A lawn sprinkler covers a rectangular pattern of 20ft x 30ft.
1)If the flow rate of the sprinkler is 2.5 gpm, derive a formula for calculating the time (hours) to apply D inches of water over one 20ft x 30ft area.
2)What are the units on the constant?
20ft*30ft*1in = 600ft^2-in
1 gal = 231 in^3
2.5gal = 577.5 in^3
1 ft^2-in = 144 in^3, so
2.5gal/min = 4.04 ft^2-in/min
or, .24935 min/ft^2 in
that's 149.61 min/600 ft^2-in
or, 2.4935 hr/600 ft^2-in
so, you will need roughly 2.5D hours to cover the area with D inches of water
since your formula is time(hr) = k*D(in), k must be in hr/in
To derive a formula for calculating the time to apply a certain depth of water, we first need to determine the volume of water needed to cover the given area.
1) Volume of water needed:
The area of the rectangular pattern is 20ft x 30ft = 600 square feet.
To convert this into cubic feet, we need to multiply the area by the depth (D) in feet.
Volume = Area x Depth
Volume = 600ft² x Dft = 600D ft³
Since we are given the flow rate in gallons per minute (gpm), we need to convert the volume from cubic feet to gallons. 1 cubic foot is approximately equal to 7.48 gallons.
Volume = 600D ft³ x 7.48 gallons/ft³ = 4,488D gallons
The next step is to calculate the time required to apply this volume of water based on the given flow rate.
2.5 gallons per minute means that the sprinkler can distribute 2.5 gallons of water in 1 minute.
Time (in minutes) = Volume / Flow rate
Time (in minutes) = 4,488D gallons / 2.5 gallons per minute = 1795.2D minutes
However, the question asks for the time in hours, so we need to convert the minutes to hours by dividing by 60.

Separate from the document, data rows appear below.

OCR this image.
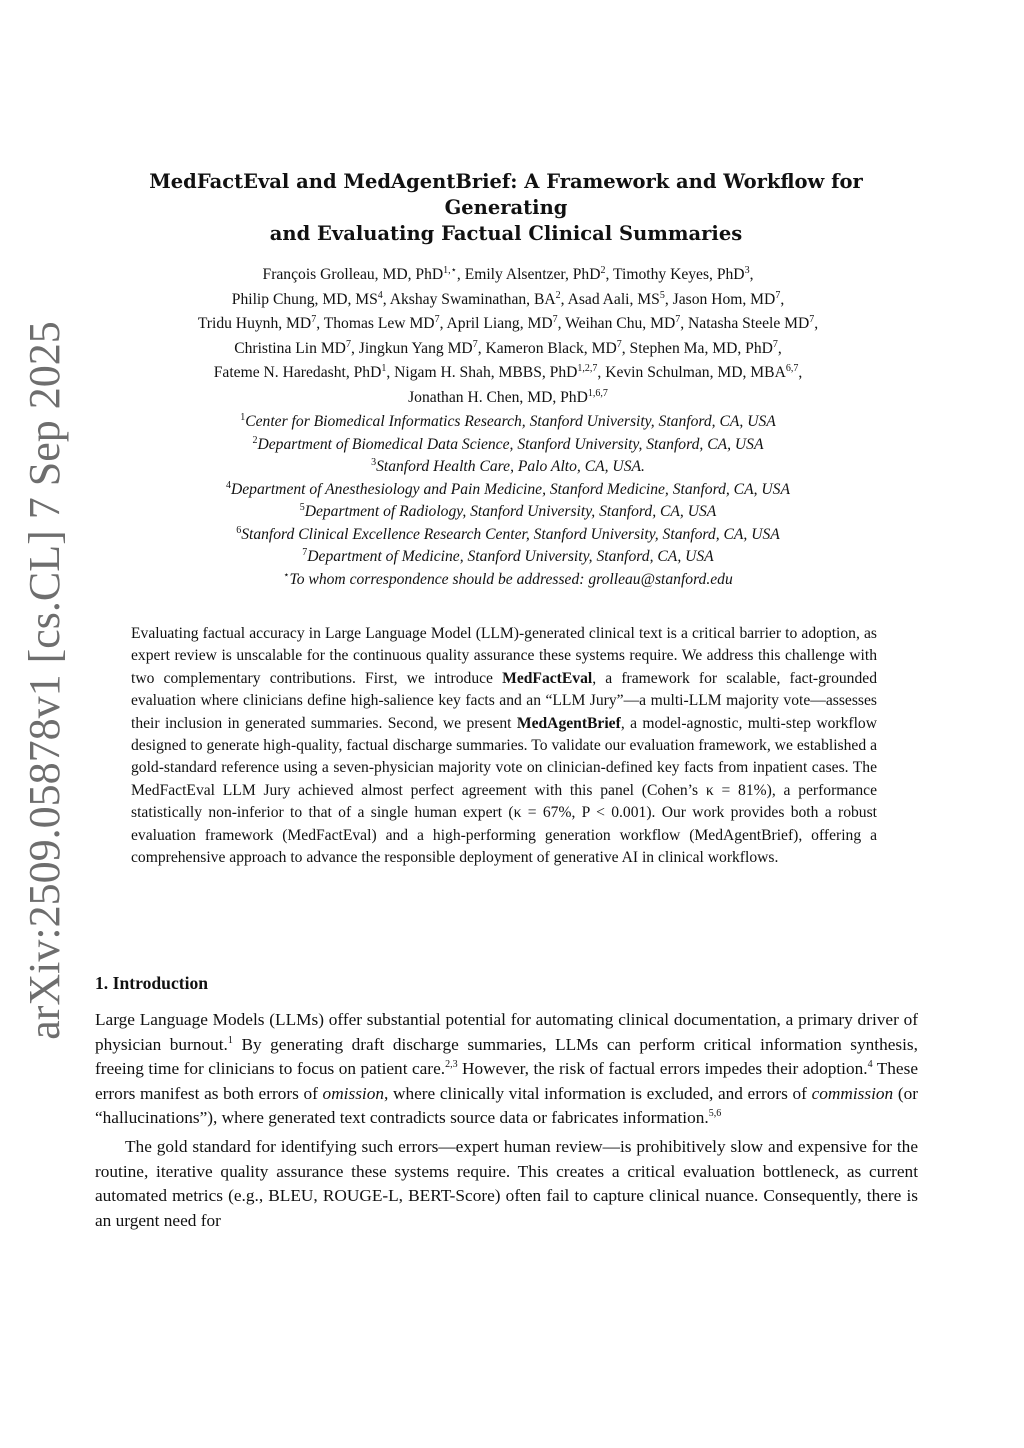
arXiv:2509.05878v1 [cs.CL] 7 Sep 2025
MedFactEval and MedAgentBrief: A Framework and Workflow for Generating
and Evaluating Factual Clinical Summaries
François Grolleau, MD, PhD$^{1,⋆}$, Emily Alsentzer, PhD$^2$, Timothy Keyes, PhD$^3$,
Philip Chung, MD, $MS^4$, Akshay Swaminathan, $BA^2$, Asad Aali, $MS^5$, Jason Hom, $MD^7$,
Tridu Huynh, $MD^7$, Thomas Lew $MD^7$, April Liang, $MD^7$, Weihan Chu, $MD^7$, Natasha Steele $MD^7$,
Christina Lin $MD^7$, Jingkun Yang $MD^7$, Kameron Black, $MD^7$, Stephen Ma, MD, PhD$^7$,
Fateme N. Haredasht, PhD$^1$, Nigam H. Shah, MBBS, PhD$^{1,2,7}$, Kevin Schulman, MD, MBA$^{6,7}$,
Jonathan H. Chen, MD, PhD$^{1,6,7}$
$^1$Center for Biomedical Informatics Research, Stanford University, Stanford, CA, USA
$^2$Department of Biomedical Data Science, Stanford University, Stanford, CA, USA
$^3$Stanford Health Care, Palo Alto, CA, USA.
$^4$Department of Anesthesiology and Pain Medicine, Stanford Medicine, Stanford, CA, USA
$^5$Department of Radiology, Stanford University, Stanford, CA, USA
$^6$Stanford Clinical Excellence Research Center, Stanford University, Stanford, CA, USA
$^7$Department of Medicine, Stanford University, Stanford, CA, USA
⋆To whom correspondence should be addressed: grolleau@stanford.edu
Evaluating factual accuracy in Large Language Model (LLM)-generated clinical text is a critical barrier to adoption, as expert review is unscalable for the continuous quality assurance these systems require. We address this challenge with two complementary contributions. First, we introduce MedFactEval, a framework for scalable, fact-grounded evaluation where clinicians define high-salience key facts and an “LLM Jury”—a multi-LLM majority vote—assesses their inclusion in generated summaries. Second, we present MedAgentBrief, a model-agnostic, multi-step workflow designed to generate high-quality, factual discharge summaries. To validate our evaluation framework, we established a gold-standard reference using a seven-physician majority vote on clinician-defined key facts from inpatient cases. The MedFactEval LLM Jury achieved almost perfect agreement with this panel (Cohen’s κ = 81%), a performance statistically non-inferior to that of a single human expert (κ = 67%, P < 0.001). Our work provides both a robust evaluation framework (MedFactEval) and a high-performing generation workflow (MedAgentBrief), offering a comprehensive approach to advance the responsible deployment of generative AI in clinical workflows.
1. Introduction

Large Language Models (LLMs) offer substantial potential for automating clinical documentation, a primary driver of physician burnout.$^1$ By generating draft discharge summaries, LLMs can perform critical information synthesis, freeing time for clinicians to focus on patient care.$^{2,3}$ However, the risk of factual errors impedes their adoption.$^4$ These errors manifest as both errors of omission, where clinically vital information is excluded, and errors of commission (or “hallucinations”), where generated text contradicts source data or fabricates information.$^{5,6}$

The gold standard for identifying such errors—expert human review—is prohibitively slow and expensive for the routine, iterative quality assurance these systems require. This creates a critical evaluation bottleneck, as current automated metrics (e.g., BLEU, ROUGE-L, BERT-Score) often fail to capture clinical nuance. Consequently, there is an urgent need for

Time (in hours) = 1795.2D minutes / 60 minutes per hour = 29.92D hours
Therefore, the formula for calculating the time (in hours) to apply D inches of water over one 20ft x 30ft area is:
Time (in hours) = 29.92D
2) The units on the constant, 29.92, are "hours per inch" or "hours/inch". This means that for each inch of water, it takes approximately 29.92 hours to apply that amount of water over the given area.